Department officials, frustrated with the process, have often complained about the oversight structure in terms of workload, emphasizing the number of hours spent responding to congressional inquiries, phone calls, and e-mails – hours they say could be spent making DHS a better department.
While this is certainly a valid criticism, the problem is much bigger. The chaotic oversight structure has lead to conflicting priorities – with one committee telling DHS to go in one direction, and another committee recommending an entirely different course.
For example, when it comes to whether the Federal Emergency Management Agency (FEMA) should be within the Department of Homeland Security or be elevated to a cabinet-level agency, the House Homeland Security Committee has supported keeping FEMA in the department, while House Transportation and Infrastructure Committee has pushed for it to be taken out. Such turmoil affects the morale of the department. But it also diminishes the likelihood that truly necessary reforms at DHS will receive enough attention.
What’s worse is that the competition among these many committees, subcommittees, and commissions has produced “overkill” legislation that meets political needs but doesn’t make Americans safer. Some of these bills have become law, and DHS is now required to execute them.
Take the 100 percent scanning mandate for maritime security, which requires all cargo containers entering the US to be scanned for radioactive material by 2012. Such a move actually contradicts previously established policies by the department to scan cargo on the basis of risk – a model that repeatedly proved successful. Yet DHS now has to spend time and money to make the mandate work despite the fact it won’t make us safer against terrorism and will likely result in significant supply chains delays – a cost that will be passed along to consumers.
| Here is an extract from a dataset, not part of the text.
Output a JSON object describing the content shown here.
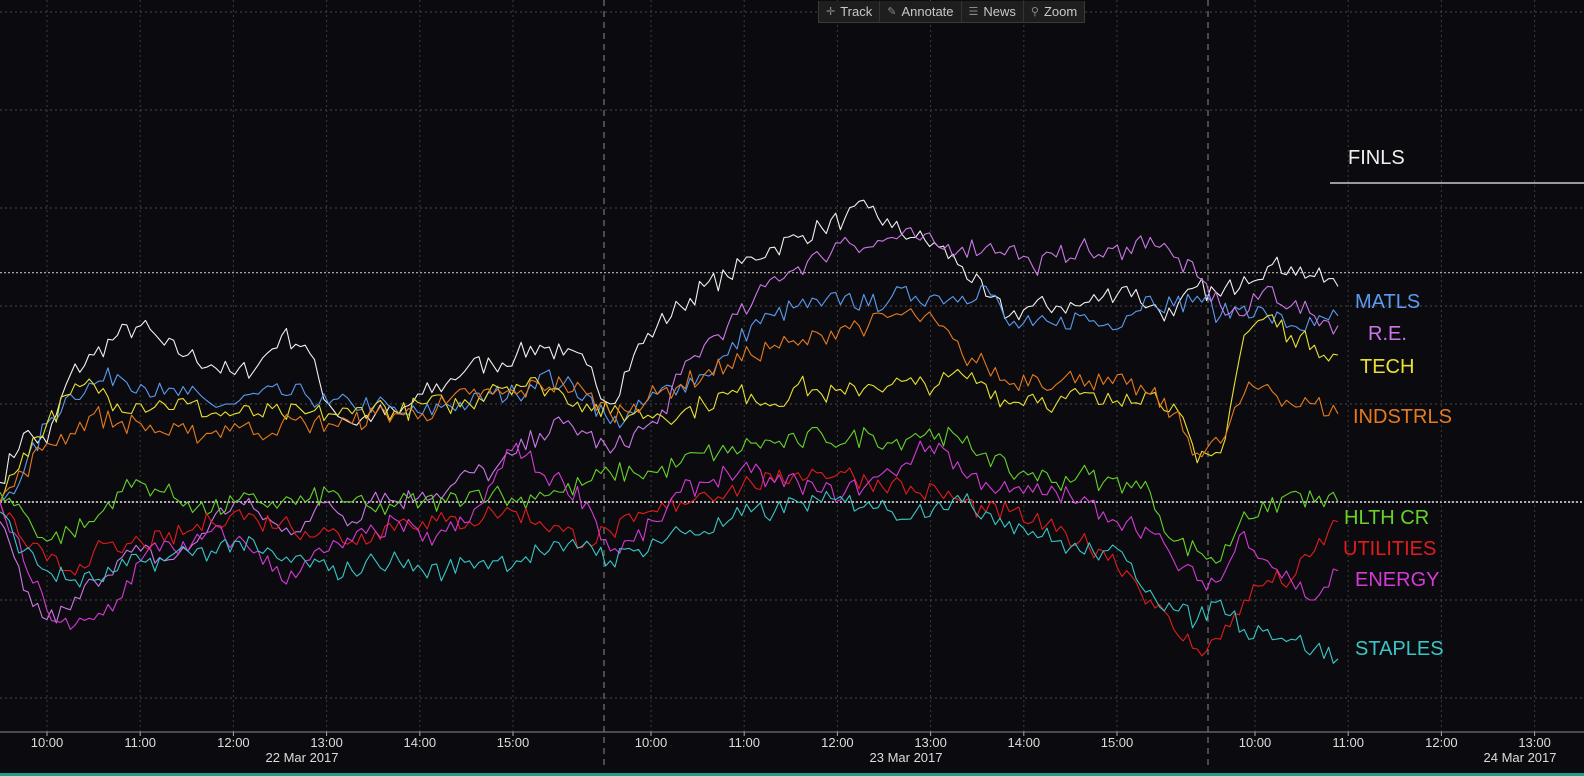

It isn’t surprising that, when pushed to reform the structure and consolidate power to solve these problems, most members just aren’t willing to yield their jurisdiction. Security has proven to be a reliable issue at the ballot box, and every member wants to be able to say he or she did something to help the process.
Yet the 9/11 commission was right. Oversight, which could be used in a perfectly legitimate way to ensure DHS is doing its job, has now produced a system that is more about politics than security. While there will be many lessons learned in the aftermath of the Times Square near-bombing, Congress has yet to learn Lesson No. 1.